The Cambridge History of English and American Literature in 18 Volumes (1907–21).
Volume VI. The Drama to 1642, Part Two.

II. Chapman, Marston, Dekker

§ 2. Shakespeare and the “Rival Poet”

It is difficult to escape the conviction that Minto was correct in his identification of Chapman with the “rival poet” of Shakespeare’s Sonnets; and it has been argued with great force and ingenuity that the rivalry here indicated may be traced elsewhere in the work of both authors, and that the note of anger in the strain of invective which frequently appears in Chapman’s poems and prefaces, hitherto interpreted in his favour as the natural scorn of a great artist for inferior work, was the outcome of bitter personal resentment at the success of the unlettered Shakespeare and was directly aimed at him.
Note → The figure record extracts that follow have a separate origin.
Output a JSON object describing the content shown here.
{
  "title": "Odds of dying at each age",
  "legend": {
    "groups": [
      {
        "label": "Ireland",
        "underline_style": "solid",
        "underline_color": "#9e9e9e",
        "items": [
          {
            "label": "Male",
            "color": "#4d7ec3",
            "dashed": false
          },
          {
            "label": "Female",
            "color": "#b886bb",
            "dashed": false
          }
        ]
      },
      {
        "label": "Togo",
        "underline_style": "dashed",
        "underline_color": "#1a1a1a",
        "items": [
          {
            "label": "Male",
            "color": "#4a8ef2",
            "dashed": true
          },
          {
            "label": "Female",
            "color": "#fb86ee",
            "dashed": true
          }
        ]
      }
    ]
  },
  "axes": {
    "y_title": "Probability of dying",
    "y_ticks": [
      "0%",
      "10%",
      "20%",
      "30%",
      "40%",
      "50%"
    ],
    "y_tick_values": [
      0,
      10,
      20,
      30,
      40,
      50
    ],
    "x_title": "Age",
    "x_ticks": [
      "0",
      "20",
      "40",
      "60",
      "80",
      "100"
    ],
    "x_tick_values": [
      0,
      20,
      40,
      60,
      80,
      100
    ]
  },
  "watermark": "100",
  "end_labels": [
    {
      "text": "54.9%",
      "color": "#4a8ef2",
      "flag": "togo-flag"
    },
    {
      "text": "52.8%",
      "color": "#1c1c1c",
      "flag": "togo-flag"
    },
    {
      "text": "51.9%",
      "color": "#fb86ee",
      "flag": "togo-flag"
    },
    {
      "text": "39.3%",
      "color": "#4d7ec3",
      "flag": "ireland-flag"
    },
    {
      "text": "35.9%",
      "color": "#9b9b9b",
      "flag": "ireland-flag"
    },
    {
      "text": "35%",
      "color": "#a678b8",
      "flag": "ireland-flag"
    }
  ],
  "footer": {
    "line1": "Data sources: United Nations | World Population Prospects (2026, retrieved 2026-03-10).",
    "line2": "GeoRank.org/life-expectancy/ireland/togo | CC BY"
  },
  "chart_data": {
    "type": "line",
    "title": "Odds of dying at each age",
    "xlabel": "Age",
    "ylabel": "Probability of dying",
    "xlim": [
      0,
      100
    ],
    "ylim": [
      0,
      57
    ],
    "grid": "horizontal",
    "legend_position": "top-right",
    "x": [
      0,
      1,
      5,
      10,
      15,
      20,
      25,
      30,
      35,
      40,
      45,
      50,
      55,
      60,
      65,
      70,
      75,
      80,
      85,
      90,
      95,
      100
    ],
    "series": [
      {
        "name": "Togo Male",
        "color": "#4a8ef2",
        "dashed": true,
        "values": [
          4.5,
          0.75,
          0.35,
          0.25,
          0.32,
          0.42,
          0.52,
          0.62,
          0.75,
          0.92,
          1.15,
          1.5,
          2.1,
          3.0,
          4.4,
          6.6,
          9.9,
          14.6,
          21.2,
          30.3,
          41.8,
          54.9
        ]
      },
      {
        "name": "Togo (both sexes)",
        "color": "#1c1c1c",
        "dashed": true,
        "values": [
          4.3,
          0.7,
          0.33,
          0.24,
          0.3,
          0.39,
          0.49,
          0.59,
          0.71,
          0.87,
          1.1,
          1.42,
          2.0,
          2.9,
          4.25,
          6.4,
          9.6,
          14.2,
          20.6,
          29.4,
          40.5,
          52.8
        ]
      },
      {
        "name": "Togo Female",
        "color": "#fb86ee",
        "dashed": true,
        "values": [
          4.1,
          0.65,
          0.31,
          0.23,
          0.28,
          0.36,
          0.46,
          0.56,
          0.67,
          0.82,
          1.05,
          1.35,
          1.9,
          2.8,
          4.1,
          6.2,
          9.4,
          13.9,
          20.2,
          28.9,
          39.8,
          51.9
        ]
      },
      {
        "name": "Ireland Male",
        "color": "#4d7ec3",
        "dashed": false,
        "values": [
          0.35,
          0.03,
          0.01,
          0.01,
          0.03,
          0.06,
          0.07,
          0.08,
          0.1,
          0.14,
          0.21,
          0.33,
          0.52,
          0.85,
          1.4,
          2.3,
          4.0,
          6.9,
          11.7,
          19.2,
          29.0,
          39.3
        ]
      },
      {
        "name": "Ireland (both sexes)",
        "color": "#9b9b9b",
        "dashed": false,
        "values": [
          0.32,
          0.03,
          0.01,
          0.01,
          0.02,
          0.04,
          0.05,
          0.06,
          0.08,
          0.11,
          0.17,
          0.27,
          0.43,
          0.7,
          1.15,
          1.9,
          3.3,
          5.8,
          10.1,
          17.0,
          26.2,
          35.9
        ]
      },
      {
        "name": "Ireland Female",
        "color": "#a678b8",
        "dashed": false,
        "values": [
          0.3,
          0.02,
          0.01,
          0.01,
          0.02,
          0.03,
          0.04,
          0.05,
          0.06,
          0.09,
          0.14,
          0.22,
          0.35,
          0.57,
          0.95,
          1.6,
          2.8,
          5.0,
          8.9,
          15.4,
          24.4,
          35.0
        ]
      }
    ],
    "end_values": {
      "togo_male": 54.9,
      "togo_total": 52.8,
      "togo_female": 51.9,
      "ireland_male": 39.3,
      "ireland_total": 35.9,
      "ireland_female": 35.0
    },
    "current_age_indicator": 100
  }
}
According to this view, The Amorous Zodiac, in the 1595 volume of poems, in the poem indicated by Shakespeare in his twenty-first sonnet; Holofernes, in Love’s Labour’s Lost, is a satirical portrait of Chapman in reply to his malevolent attacks, and Troilus and Cressida an elaborate castigation of Chapman’s extravagant laudation of Homer, his praise of Greek ideals and his contempt of all poets who were not his equals in scholarship. Though not proven, the thesis cannot be lightly dismissed.